How a lot will you belief an AI chatbot powered by Meta to be your good friend? Solutions to this may increasingly range. Even when you gained’t, different individuals are already making shut connections with “AI companions” or “falling in love” with ChatGPT. The rise of “cognitive offloading”—of individuals asking AI to do their crucial considering for them—is already properly underway, with many highschool and school college students admitting to a deep reliance on the expertise. 

Past the plain concern that AI “buddies” are hallucinating, unthinking, obsequious algorithms that may by no means problem you in the way in which an actual good friend would possibly, it’s additionally value remembering who AI really works for. Lately Elon Musk’s personal AI chatbot, Grok, was given new edicts that brought on it to forged doubt on the Holocaust and discuss “white genocide” in response to unrelated prompts—a reminder, if we would have liked it, that these programs are by no means impartial, by no means apolitical, and all the time on the command of these with their fingers on the code. 

I’m pretty fortunate.

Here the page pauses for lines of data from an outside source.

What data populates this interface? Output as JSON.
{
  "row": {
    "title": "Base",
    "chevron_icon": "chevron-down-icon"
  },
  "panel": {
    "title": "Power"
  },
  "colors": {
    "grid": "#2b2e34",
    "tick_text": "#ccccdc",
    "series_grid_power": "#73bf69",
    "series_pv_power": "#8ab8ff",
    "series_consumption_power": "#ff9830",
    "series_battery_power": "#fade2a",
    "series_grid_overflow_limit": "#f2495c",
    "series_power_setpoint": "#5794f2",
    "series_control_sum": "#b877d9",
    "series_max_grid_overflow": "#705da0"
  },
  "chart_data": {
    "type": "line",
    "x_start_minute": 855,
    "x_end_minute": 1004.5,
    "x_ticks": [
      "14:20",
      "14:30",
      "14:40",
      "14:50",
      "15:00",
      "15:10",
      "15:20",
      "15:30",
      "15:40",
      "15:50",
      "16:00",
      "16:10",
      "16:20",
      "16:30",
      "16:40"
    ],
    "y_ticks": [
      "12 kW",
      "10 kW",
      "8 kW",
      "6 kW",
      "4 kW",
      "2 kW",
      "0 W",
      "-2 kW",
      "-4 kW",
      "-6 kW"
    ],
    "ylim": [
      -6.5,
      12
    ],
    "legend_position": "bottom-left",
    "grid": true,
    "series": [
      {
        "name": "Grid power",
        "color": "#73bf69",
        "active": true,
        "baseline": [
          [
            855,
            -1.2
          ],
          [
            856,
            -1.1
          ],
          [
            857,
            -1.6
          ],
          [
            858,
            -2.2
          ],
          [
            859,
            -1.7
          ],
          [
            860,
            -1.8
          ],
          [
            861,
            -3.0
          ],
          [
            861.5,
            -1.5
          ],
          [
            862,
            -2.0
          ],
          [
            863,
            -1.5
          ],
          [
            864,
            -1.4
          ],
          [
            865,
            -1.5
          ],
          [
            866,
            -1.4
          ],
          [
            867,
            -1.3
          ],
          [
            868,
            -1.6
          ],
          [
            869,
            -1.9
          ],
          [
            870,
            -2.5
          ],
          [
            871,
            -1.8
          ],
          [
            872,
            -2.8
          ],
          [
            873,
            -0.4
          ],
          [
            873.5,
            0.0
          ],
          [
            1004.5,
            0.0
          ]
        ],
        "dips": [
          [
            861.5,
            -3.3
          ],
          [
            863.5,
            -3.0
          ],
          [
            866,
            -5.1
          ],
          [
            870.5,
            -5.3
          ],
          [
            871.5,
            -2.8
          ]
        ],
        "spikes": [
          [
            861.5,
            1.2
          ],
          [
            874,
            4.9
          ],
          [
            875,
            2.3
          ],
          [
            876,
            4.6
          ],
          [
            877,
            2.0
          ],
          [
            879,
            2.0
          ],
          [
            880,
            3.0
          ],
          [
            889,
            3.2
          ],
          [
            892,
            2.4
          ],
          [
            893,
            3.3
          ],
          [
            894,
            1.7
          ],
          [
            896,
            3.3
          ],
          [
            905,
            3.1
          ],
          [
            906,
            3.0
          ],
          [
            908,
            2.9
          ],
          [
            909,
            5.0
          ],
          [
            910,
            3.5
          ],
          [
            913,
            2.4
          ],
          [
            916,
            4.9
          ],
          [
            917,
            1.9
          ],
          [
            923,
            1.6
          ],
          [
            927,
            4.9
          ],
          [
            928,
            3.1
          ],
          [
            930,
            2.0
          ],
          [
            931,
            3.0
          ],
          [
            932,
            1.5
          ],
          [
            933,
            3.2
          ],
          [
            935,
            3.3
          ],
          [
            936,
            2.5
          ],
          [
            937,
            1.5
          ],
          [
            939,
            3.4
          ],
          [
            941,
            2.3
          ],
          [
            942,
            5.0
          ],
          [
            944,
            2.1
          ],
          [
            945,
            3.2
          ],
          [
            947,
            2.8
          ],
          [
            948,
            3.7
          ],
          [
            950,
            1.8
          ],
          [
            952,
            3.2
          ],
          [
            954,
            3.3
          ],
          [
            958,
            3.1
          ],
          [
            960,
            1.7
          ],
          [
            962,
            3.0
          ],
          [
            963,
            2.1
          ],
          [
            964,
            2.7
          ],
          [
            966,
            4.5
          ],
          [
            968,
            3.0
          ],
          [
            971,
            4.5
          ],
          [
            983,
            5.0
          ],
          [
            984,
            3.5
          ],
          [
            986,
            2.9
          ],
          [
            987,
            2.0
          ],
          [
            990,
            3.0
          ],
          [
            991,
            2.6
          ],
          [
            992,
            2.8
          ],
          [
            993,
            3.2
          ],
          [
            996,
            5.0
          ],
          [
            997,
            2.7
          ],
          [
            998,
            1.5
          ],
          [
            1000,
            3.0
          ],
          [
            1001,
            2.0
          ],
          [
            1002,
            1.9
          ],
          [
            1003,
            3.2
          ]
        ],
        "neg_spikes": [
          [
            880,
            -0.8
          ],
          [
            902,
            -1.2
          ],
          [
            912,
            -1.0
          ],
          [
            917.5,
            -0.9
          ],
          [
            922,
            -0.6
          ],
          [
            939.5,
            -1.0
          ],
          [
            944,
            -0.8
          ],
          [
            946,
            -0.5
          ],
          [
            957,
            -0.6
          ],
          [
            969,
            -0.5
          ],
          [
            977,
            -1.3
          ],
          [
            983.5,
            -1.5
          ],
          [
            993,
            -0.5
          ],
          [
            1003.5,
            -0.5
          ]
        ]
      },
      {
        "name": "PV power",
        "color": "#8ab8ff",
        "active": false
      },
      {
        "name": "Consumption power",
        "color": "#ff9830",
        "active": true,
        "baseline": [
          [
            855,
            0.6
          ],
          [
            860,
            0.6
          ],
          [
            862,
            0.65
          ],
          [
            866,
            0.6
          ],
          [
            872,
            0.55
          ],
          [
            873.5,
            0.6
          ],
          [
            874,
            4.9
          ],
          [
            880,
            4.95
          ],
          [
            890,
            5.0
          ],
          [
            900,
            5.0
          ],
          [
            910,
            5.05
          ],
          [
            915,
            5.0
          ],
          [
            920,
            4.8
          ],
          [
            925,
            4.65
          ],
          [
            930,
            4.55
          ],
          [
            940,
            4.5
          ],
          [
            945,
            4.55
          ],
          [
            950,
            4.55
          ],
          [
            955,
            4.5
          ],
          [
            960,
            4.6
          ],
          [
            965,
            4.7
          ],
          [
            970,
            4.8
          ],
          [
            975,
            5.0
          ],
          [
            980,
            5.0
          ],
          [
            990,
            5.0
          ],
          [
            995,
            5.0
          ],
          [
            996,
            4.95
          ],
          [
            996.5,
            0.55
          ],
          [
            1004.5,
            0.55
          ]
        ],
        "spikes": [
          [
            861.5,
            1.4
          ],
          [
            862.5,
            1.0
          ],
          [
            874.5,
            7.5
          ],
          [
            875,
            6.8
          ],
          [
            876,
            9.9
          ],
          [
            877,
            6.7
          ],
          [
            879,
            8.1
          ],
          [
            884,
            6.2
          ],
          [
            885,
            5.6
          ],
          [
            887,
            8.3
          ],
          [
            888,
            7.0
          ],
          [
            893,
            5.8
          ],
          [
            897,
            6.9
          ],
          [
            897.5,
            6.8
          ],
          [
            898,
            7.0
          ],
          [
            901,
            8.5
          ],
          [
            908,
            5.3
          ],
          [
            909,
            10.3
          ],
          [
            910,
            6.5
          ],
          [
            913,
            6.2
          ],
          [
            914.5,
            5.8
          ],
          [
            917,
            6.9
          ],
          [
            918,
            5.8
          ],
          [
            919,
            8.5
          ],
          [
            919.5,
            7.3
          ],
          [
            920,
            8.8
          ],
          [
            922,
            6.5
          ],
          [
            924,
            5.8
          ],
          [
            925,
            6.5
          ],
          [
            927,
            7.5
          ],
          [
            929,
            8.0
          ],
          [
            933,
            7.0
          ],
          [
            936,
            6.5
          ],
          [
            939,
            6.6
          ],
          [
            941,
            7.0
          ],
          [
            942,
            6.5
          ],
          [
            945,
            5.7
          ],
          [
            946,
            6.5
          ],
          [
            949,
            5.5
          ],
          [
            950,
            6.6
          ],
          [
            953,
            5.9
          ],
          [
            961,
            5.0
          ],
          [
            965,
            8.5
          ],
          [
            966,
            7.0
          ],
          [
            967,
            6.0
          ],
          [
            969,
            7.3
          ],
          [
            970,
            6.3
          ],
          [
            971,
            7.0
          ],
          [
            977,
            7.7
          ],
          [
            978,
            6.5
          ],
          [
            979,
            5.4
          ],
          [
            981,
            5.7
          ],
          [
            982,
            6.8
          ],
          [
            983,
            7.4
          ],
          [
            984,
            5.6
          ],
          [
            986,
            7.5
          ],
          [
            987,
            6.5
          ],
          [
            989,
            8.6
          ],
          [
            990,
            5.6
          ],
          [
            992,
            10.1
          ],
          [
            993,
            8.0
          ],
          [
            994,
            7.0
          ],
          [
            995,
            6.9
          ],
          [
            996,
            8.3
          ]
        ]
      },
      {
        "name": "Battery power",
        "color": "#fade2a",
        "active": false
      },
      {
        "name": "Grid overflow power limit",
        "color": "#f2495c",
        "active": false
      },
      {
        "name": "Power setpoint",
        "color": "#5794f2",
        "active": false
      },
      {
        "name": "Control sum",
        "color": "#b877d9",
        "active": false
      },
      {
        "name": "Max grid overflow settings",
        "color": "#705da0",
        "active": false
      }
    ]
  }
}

I dwell with my companion and have a good group of buddies. However I make money working from home and may spend nearly all of the day not speaking to anybody. I’m not proof against feeling remoted, anxious, and powerless as I stare unblinking at my information feed. I feel all of us really feel it. We’re all Angela Bennett. Weaponizing that alienation, because the antagonists of The Internet do, can in fact be used for identification theft. However it might probably even have far more deleterious functions: Our loneliness could be manipulated to make us devour extra, work longer, flip in opposition to ourselves and one another. AI “friendships,” if engaged with uncritically, are solely going to supercharge this disaffection and the methods through which it may be abused.

It doesn’t must be this fashion. We are able to withhold our consideration, observe more healthy display routines, restrict our publicity to doomscrolling, refuse to interact with energy-guzzling AI, delete our accounts. However, crucially, we will additionally set up collectively IRL: be a part of a union or a neighborhood membership, ask our buddies if they should speak. Hopelessness is what these in energy need us to really feel, so resist it.

The Internet appeared at a time when the web was solely faintly understood as the brand new Wild West. Earlier than the dot-com increase and bust, earlier than Net 2.0, earlier than the walled gardens and the speculation of a “lifeless web.” In that sense, it stays a captivating time capsule of a second when the probabilities to come back felt infinite, the outlook cautiously optimistic.

We are able to additionally see The Internet’s affect in trendy screen-life movies like Looking, Host, Unfriended, and The Den. However maybe—hopefully—its most enduring legacy can be inviting us to go exterior, contact grass, speak to a different human being, and set up. 

“Discover the others.”—Douglas Rushkoff, Workforce Human (2019)

Tom Humberstone is a comic book artist and illustrator primarily based in Edinburgh.